Constanza comes downstairs sometime later--I can hear her soft shoes scraping against the steps--and she asks me what I’m doing. I’m still looking at my anonymous masterpiece.
“And which one is that?” She squats on the floor next to me, tilting her head to the side as she smiles.
“Why you, my darling. The Bashful Courtesan,” I say, reaching out for her hand.
“Do I still look as beautiful as I did back then?” she asks, and leaning forward, touches the painting with a light hand until she finds the hole. She gently moves her fingers over the soft features of her torso.

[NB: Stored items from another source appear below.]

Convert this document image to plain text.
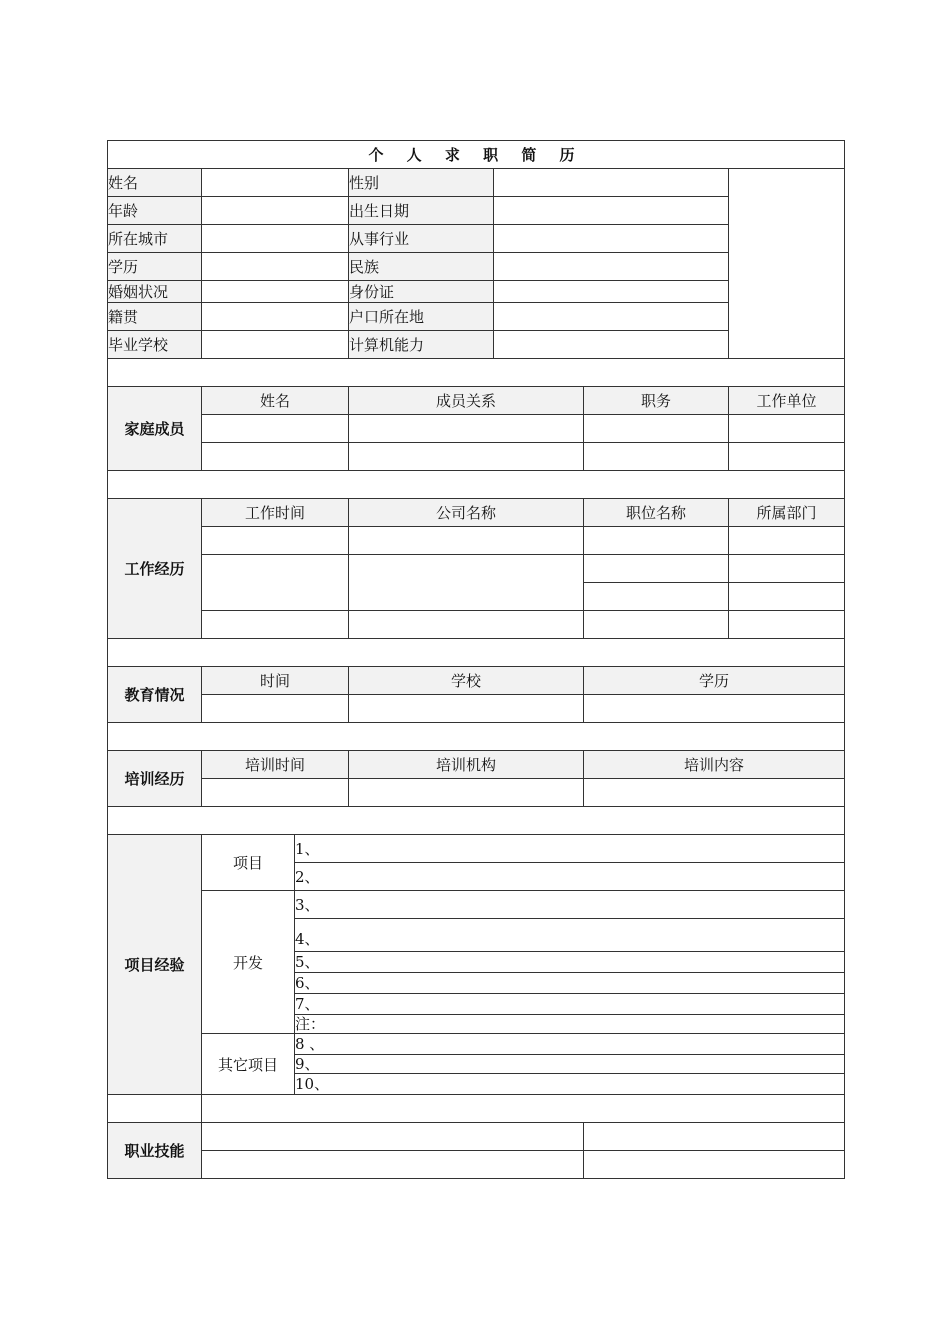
个 人 求 职 简 历						
姓名			性别			
年龄			出生日期			
所在城市			从事行业			
学历			民族			
婚姻状况			身份证			
籍贯			户口所在地			
毕业学校			计算机能力			

家庭成员	姓名		成员关系		职务	工作单位

工作经历	工作时间		公司名称		职位名称	所属部门

教育情况	时间		学校		学历	

培训经历	培训时间		培训机构		培训内容	

项目经验	项目	1、				
		2、				
	开发	3、				
		4、				
		5、				
		6、				
		7、				
		注：				
	其它项目	8 、				
		9、				
		10、				

职业技能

To her, the hole is a reference point. With the practiced ease of endless years, she places two hands widths on the canvas, and then moves one to the left, and there she is, her gossamer gown slipping off her shoulder and leaving her left breast exposed; both George and Simon the Tailor stand in front of her as Egyptian soldiers informing her the Roman fleet is about to enter the harbour. The woman seated beside her is George’s princess--Novak’s sister-in-law--the only woman I felt at the time who could rival Stanza’s Cleopatra.
“Even more beautiful, my love,” I say, picking up her hand and kissing it softly.
“Am I still your love?” she asks, looking at me, “or is that something better left unsaid as well?”
“I’ll never leave that unsaid.”
She smiles and I watch her as the light behind her face holds it in a perfect silhouette for just that moment; her soft features appearing trapped in the light--somehow lost in the shadows--as though she’s become a master print in time. There are no scars visible, and no facial discolouration. At that moment, and at that time--for just that brief fraction of time--she’s the perfect portrait of the woman she would have become, and I think to myself that she looks angelic; for in that moment, I see the young woman peering around the corner of my door in Vienna all those years ago.